I have talked a lot about business models in the music industry, about popular, indie and niche genres, sales trends, and more … but today I have the great fortune to talk about an invention that will undoubtedly revolutionize the world or recorded music: ‘digital’ music stored on a ‘compact’ disk. What is this all about? Let me tell you!
We live in a world of digits – all of the information on our mainframes and personal computers and even our pocket calculators are stored as a series of 1′s and 0′s. This ‘binary’ format can represent just about anything, if you can afford the bits! For example, the screen on my Apple ][+ will display 16 colors - that is what is known as 4-bit technology, ranging from 0000 to 1111 to represent each color. Of course, WHERE each color goes gets more complex, so we'll leave that alone for now!
The same is true for digital music. Music is a series of vibrations - waves - and the process of digital sampling merely determines the level of those waves as a function of time. This new technology samples the original 'analog' music using 16 bits of data ... but it samples it more than 44,000 times per second! Here is an image showing how the original music is turned into digital signals:
Is there loss? Of course - with any 'sampling' you are removing some level of accuracy, as anything happening between sampling points is lost, as is any subtle difference that is between the 16-bit steps. As technology advances there will no doubt be ways around both of these limitations.
Once the music is sampled, it is put onto a small (12cm) disk shown above that is a rigid plastic with an inner aluminum layer. The disk has information embedded as raised bumps in rings around the disc. The cross-section below shows what this would look like - if it wasn't incredibly small! You'd need a powerful microscope to see these bumps!
Of course, this is all interesting, knowing how we get music from tape or record onto a plastic disk - but how do we actually hear it? Well, that is amazing as well - the Compact Disk player from folks like Sony has the disk spinning rapidly, and a focused laser beam (!) reading the data as an series of high and low intensity points, which are then fed through a powerful 'Digital to Analog Converter' (DAC) which takes those data points and turns them back into waves - and therefore MUSIC! Below is a quick pictorial view of this:
What It Means to You
OK, so if you are an early adopter like me, you have your Master Charge or Bank Americard (or if you are like Karl Malden, your American Express) ready to plonk down the $800 this will cost you at your local audiophile shop. But why?

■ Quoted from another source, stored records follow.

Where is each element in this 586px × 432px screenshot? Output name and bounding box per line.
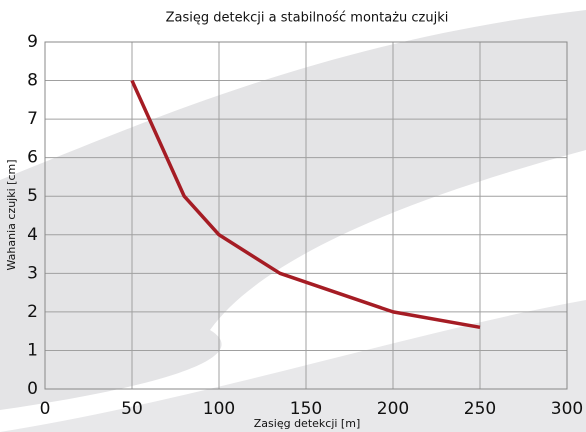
y-tick-label: 5 (27, 186, 38, 206)
decor-swoosh (0, 10, 586, 410)
x-tick-label: 50 (121, 399, 143, 419)
x-axis-label: Zasięg detekcji [m] (254, 417, 360, 430)
decor-swoosh (0, 300, 586, 432)
y-tick-label: 4 (27, 225, 38, 245)
chart-title: Zasięg detekcji a stabilność montażu czu… (166, 11, 449, 26)
y-tick-label: 2 (27, 302, 38, 322)
y-tick-label: 0 (27, 379, 38, 399)
x-tick-label: 300 (551, 399, 583, 419)
x-tick-label: 0 (40, 399, 51, 419)
x-tick-label: 200 (377, 399, 409, 419)
y-tick-label: 7 (27, 109, 38, 129)
y-axis-label: Wahania czujki [cm] (5, 159, 18, 270)
y-tick-label: 1 (27, 340, 38, 360)
x-tick-label: 250 (464, 399, 496, 419)
y-tick-label: 9 (27, 32, 38, 52)
x-tick-label: 100 (203, 399, 235, 419)
x-tick-label: 150 (290, 399, 322, 419)
data-line (130, 79, 481, 330)
y-tick-label: 6 (27, 148, 38, 168)
y-tick-label: 3 (27, 263, 38, 283)
y-tick-label: 8 (27, 71, 38, 91)
plot-frame (44, 41, 568, 390)
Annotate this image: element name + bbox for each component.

First, take a quick listen to any record from your collection. What is the first thing you hear? Click, pop, hiss, scratch, and so on! Regardless of how much you spent on your gear, you are limited by your records - and they are made by etching grooves in plastic. And EVERY time you put needle to vinyl, you are ruining your records! Sure you can do as I do and immediately record to cassette tape, but that is a noisy copy that sounds worse on your gear due to tape hiss, magnetic flutter and wow.
Imagine the first time you heard a piece of music live - now imagine capturing that sound and keeping it the same FOREVER. That is the promise of the CD! The disc will never wear down, will never wear out, and will have the same great sound forever! The material is scratch resistant, and even if there are small scratches the laser can play right through them!
Of course there are issues - the players are expensive, and there are still relatively few releases. But one cool thing - you'll find that many 'double albums' will now fit on a single CD. Rumor has it that Sony and Toshiba used the Herbert Von Karajan performance of Beethoven's 9th Symphony as a template for how long the CD must last. And at 74 minutes, that is LOADS of music!
The way I see it this is just the beginning of digital music. As I said, technology will virtually eliminate the sampling limitations over time, and since CDs are smaller and more durable than records you could easily carry them around with you in a small case to listen anywhere with friends. Eventually I can imagine portable devices similar to Sony's popular Walkman being developed for CDs as well!
And finally - since this is digital technology, why not bring it to computers? I know that sounds far-fetched, but at the right sampling rate you could fit a song on a single floppy disc! Imagine the 'Sony FloppyMan'! And with new hard drive technology making discs as large as 10MB available for home use ... pretty soon we might be able to listen to music from our computers as we do work! The future is here folks!